Two main reasons teens commit suicide, she said, are a breakup with a significant other or an argument with parents.
Huff said teens are more impulsive than adults, so if a teen says he or she is feeling suicidal, they should be taken seriously and help should be gotten for them.
Sunday's gathering included pizza, prizes and a talk from Charlsey Nave, 17, a Woodford County High School senior who said she has had suicidal tendencies.
"I wanted to show people it's OK to talk about how you feel — the way you feel," she said before taking the stage.

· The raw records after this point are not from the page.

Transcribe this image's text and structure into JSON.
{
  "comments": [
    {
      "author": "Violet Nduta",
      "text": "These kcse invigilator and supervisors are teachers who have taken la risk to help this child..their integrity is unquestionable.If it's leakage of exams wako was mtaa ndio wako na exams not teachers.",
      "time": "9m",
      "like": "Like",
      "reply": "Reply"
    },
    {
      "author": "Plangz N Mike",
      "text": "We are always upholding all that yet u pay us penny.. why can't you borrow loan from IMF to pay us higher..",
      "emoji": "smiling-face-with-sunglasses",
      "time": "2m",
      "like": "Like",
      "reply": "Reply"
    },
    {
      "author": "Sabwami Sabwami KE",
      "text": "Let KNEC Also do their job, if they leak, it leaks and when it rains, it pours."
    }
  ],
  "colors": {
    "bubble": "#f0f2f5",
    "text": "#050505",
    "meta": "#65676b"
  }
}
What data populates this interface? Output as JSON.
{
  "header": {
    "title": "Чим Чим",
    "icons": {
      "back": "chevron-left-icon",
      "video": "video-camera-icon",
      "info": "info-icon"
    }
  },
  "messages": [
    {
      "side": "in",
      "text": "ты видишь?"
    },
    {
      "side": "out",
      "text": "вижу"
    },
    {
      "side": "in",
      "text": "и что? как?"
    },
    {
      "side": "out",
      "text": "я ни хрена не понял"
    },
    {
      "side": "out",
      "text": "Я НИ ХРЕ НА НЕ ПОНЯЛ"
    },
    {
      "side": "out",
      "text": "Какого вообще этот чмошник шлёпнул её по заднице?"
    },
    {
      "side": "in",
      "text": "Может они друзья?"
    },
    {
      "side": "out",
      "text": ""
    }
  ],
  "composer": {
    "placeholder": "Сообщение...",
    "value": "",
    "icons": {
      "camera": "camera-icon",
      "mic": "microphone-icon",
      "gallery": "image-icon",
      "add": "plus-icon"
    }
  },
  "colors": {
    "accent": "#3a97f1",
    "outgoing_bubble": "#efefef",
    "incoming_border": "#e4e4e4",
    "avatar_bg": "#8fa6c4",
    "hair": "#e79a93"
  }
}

Nave, using Jenga game blocks as a prop, told the others how, four years ago, she felt that her life was out of control and that no one cared. At first, she developed an eating disorder. Later she began to cope by cutting herself, then she turned to drugs, she said. She went from being an honor roll student and athlete with a lot of friends to someone with whom parents didn't want their teens associating, she said.
"I had trouble with the cops; I had trouble with the law," she said. Later, just two days before she was to get out of a hospital, where she was being treated for her problems, she got news that her brother had been killed in a traffic accident, she said.
The tower she had built came tumbling down.
"I picked up one piece at a time," she said. "This tower has been rebuilt."
She said people need to use their pain as a motivation to reach out to others.